This invention relates generally to a method and device to calculate the driving range for a vehicle, and more particularly to calculating the driving range for such a vehicle that is operating in an electric-only (i.e., charge-depleting) mode of a propulsion system that is relying at least in part on a battery-based power supply.
Hybrid and electric vehicles provide an alternative to conventional means of vehicular motive power by either supplementing (in the case of hybrids) or completely replacing (in the case of electric vehicles) a vehicle's traditional internal combustion engine (ICE). One form of such alternative vehicle is known as an extended range electric vehicle (EREV). In one embodiment of the EREV, primary electric drive is achieved with a battery or related rechargeable energy storage system (RESS) that acts as a direct current (DC) voltage source to a motor, generator or transmission that in turn can be used to provide the energy needed to rotate one or more of the vehicle's wheels. Once the electrical charge from the RESS has been depleted, backup power may come from an ICE to provide auxiliary onboard electrical energy generation. The Chevrolet Volt is an EREV that is being manufactured by the Assignee of the present invention.

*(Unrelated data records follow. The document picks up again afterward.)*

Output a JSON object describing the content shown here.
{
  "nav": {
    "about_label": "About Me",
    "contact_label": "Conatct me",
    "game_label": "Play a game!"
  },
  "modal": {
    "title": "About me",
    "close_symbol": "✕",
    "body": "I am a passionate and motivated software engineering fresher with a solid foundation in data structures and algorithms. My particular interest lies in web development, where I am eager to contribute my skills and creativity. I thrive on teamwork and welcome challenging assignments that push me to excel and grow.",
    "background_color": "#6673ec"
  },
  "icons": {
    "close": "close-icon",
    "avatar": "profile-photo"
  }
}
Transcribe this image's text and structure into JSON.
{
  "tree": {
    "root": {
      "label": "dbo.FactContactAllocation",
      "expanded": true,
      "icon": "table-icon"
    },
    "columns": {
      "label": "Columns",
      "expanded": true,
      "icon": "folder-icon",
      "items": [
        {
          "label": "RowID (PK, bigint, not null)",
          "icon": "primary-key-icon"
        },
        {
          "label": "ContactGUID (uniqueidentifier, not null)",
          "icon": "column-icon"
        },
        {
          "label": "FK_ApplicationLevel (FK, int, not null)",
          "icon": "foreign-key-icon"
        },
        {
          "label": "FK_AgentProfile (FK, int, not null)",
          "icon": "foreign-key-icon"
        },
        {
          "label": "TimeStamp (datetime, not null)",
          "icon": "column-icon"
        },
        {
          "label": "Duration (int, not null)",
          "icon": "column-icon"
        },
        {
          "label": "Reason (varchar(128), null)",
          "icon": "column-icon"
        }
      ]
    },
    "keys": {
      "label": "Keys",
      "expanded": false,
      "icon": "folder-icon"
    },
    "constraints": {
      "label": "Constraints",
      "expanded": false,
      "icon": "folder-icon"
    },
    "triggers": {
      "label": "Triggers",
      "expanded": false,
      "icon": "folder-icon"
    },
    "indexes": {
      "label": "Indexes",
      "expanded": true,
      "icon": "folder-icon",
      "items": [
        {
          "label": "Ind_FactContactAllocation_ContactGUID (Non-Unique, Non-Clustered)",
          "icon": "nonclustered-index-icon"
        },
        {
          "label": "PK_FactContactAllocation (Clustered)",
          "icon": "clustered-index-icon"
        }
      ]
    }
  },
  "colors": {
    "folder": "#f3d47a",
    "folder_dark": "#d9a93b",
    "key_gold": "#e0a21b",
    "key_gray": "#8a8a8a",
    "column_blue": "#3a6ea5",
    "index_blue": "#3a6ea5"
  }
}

Motive or related power to an EREV may be supplied by various battery architectures including nickel-metal hydride batteries, lead acid batteries, lithium polymer batteries and lithium-ion batteries. Of these, the lithium-ion battery appears to be particularly promising for RESS vehicular applications. Irrespective of the battery form, it would be inconvenient for a vehicular operator to correlate driving distance with available battery charge. Methods to perform this correlation are available, but they require detailed information about (among other things) a particular operator's driving behavior and geographic location, thereby making such a system impractical. For example, modeling simulation tools allow for output of vehicle energy-related metrics (including acceleration, fuel economy, driving distance or the like), but involve complex methodologies that require extensive training of engineers, researchers, computer programmers or related highly-skilled personnel in order to use such models successfully. Moreover, such models require large amounts of input data in order to be run correctly. Examples of such input data includes typical drive cycle (such as city, highway, aggressive or the like), hilliness (such as flat road, varying degrees of hill grades or the like), ambient and battery temperatures, tire pressures and type, cargo or passenger weights and multiple vehicle set-ups (battery size, engine size, transmission type/calibration, aerodynamics, accessory electric loads, air conditioning/heating settings or the like). Furthermore, such models also require high-powered computers to run the complex software.